Artikel 11 Verkeer
11.1 Bestemmingsomschrijving
De voor Verkeer aangewezen gronden zijn bestemd voor:
-
a. verkeersdoeleinden;
-
b. verblijfsdoeleinden;
-
c. fiets- en wandelpaden;
-
d. bermen, bermsloten, water en voorzieningen ten behoeve van de waterhuishouding;
-
e. groenvoorzieningen;
-
f. openbare nutsvoorzieningen;
-
g. parkeervoorzieningen;
-
h. speelvoorzieningen;
en ter plaatse van de aanduiding:
-
i. 'garage' tevens voor garageboxen;
-
j. 'nutsvoorziening' tevens voor een nutsvoorziening;
-
k. 'parkeergarage' voor parkeervoorzieningen onder peil voor auto's en fietsen alsmede voor bergingen en magazijnen.
De inrichting van de in de bestemming begrepen gronden dient gericht te zijn op een goede doorstroming van het verkeer alsmede op een verblijfsfunctie en de ontsluiting van de aangrenzende gronden. Binnen de bestemming wordt uitgegaan van handhaving van de bestaande wegprofielen en de bestaande inrichting, uitgezonderd ondergeschikte aanpassingen.
11.2 Bouwregels
-
a. Voor het bouwen van gebouwen ten behoeve van garages gelden de volgende regels:
-
1. garages worden uitsluitend gebouwd ter plaatse van de aanduiding 'garageboxen';
-
2. de bouwhoogte van garages bedraagt ten hoogste 2,5 m, dan wel de bestaande bouwhoogte indien deze hoger is.
-
b. Voor het bouwen van bouwwerken, geen gebouwen zijnde, gelden de volgende regels:
-
1. de bouwhoogte van bouwwerken voor de verkeerstechnische uitrusting bedraagt ten hoogste 12 m;
-
2. de bouwhoogte van speelvoorzieningen bedraagt ten hoogste 6 m;
-
3. voor het overige bedraagt de bouwhoogte ten hoogste 2 m.
11.3 Nadere eisen
Burgemeester en wethouders kunnen, met het oog op het voorkomen van een onevenredige aantasting van:
- de bezonning, privacy en gebruiksmogelijkheden van aangrenzende gronden;
- het straat- en bebouwingsbeeld;
- de beleving van groen en water;
- de verkeersveiligheid en toegankelijkheid;
- parkeerruimte op eigen erf;
- de sociale veiligheid,
nadere eisen stellen aan de plaats van garages en bouwwerken, geen gebouwen zijnde.

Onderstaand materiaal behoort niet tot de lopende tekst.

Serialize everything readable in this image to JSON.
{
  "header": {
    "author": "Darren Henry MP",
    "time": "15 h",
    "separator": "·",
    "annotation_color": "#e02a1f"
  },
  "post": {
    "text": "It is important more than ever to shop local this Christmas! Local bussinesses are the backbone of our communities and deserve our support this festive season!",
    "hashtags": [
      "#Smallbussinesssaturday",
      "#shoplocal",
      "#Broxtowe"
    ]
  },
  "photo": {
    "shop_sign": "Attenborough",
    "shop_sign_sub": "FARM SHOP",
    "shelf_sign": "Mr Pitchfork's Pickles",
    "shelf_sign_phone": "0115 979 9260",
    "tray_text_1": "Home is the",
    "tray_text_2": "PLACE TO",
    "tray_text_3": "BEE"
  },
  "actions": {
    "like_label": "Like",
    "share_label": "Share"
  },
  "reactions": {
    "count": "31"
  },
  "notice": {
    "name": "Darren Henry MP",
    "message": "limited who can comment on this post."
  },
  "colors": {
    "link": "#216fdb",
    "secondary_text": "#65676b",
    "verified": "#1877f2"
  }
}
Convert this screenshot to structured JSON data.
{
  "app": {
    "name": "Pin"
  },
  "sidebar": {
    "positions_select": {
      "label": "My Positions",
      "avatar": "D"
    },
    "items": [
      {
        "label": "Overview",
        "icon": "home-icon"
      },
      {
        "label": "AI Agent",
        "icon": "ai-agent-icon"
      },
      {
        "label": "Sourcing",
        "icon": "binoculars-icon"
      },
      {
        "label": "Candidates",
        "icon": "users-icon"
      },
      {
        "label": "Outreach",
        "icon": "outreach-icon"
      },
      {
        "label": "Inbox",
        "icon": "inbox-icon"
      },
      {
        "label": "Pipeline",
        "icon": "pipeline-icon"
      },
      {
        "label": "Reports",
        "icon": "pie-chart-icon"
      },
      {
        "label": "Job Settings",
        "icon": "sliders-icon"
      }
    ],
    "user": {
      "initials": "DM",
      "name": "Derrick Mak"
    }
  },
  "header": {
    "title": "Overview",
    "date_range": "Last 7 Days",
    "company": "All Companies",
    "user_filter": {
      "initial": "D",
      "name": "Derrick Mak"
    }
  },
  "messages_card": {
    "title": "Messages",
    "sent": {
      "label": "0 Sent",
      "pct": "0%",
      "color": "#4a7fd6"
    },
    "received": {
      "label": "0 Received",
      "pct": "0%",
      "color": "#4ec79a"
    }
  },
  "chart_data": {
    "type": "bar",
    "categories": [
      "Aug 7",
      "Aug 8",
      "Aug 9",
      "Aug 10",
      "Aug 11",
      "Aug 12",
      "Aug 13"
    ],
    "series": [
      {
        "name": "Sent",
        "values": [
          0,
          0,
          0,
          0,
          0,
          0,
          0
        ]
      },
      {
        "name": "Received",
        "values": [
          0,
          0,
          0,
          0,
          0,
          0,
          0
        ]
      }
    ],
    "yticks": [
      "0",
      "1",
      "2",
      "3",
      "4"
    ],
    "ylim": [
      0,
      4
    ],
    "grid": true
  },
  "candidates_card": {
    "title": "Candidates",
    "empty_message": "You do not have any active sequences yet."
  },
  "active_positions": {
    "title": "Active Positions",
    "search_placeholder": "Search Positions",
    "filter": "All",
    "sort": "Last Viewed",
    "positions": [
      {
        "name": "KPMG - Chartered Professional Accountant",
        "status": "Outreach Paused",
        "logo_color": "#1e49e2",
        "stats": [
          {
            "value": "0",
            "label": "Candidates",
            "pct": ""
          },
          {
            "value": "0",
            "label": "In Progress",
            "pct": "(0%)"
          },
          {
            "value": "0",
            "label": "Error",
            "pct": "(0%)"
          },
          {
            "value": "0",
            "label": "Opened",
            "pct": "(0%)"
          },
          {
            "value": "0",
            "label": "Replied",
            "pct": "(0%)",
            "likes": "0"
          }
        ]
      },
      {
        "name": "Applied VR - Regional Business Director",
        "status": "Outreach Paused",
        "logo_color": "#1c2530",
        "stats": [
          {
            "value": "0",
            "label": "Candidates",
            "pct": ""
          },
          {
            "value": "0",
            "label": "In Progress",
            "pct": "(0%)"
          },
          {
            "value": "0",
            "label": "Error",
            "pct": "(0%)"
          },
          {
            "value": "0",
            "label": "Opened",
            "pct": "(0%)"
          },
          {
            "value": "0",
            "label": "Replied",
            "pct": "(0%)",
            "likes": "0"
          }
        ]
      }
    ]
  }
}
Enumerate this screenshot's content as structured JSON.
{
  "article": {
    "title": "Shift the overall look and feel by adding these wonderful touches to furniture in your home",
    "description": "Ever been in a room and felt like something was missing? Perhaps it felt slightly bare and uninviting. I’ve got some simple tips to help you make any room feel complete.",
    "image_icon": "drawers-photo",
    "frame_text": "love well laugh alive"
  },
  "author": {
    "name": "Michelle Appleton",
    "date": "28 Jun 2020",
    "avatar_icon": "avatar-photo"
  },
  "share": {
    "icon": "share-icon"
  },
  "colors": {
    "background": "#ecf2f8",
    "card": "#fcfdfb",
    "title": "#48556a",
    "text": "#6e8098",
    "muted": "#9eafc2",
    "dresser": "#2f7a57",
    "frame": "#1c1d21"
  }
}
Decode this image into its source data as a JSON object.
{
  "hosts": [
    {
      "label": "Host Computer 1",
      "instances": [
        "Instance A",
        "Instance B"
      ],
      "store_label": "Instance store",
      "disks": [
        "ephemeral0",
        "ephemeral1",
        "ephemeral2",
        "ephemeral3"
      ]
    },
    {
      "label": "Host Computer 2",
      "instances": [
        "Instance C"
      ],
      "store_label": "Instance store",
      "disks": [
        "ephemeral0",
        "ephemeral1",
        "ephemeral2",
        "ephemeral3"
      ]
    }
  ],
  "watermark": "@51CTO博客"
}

11.4 Afwijken van de bouwregels
Burgemeester en Wethouders kunnen, mits geen onevenredige aantasting plaatsvindt van:
- de bezonning, privacy en gebruiksmogelijkheden van aangrenzende gronden;
- het straat- en bebouwingsbeeld;
- de beleving van groen en water;
- de verkeersveiligheid en toegankelijkheid;
- parkeerruimte op eigen erf;
- de sociale veiligheid,
met een omgevingsvergunning afwijken van:
-
a. het bepaalde in lid 11.2 onder a, punt 1 voor het oprichten van garages buiten een aanduidingsvlak 'garageboxen;
-
b. het bepaalde in lid 11.2 onder a, punt 2 voor het realiseren van een kap op een plat afgedekte garage, met dien verstande dat de bouwhoogte ten hoogste 3,5 meter bedraagt.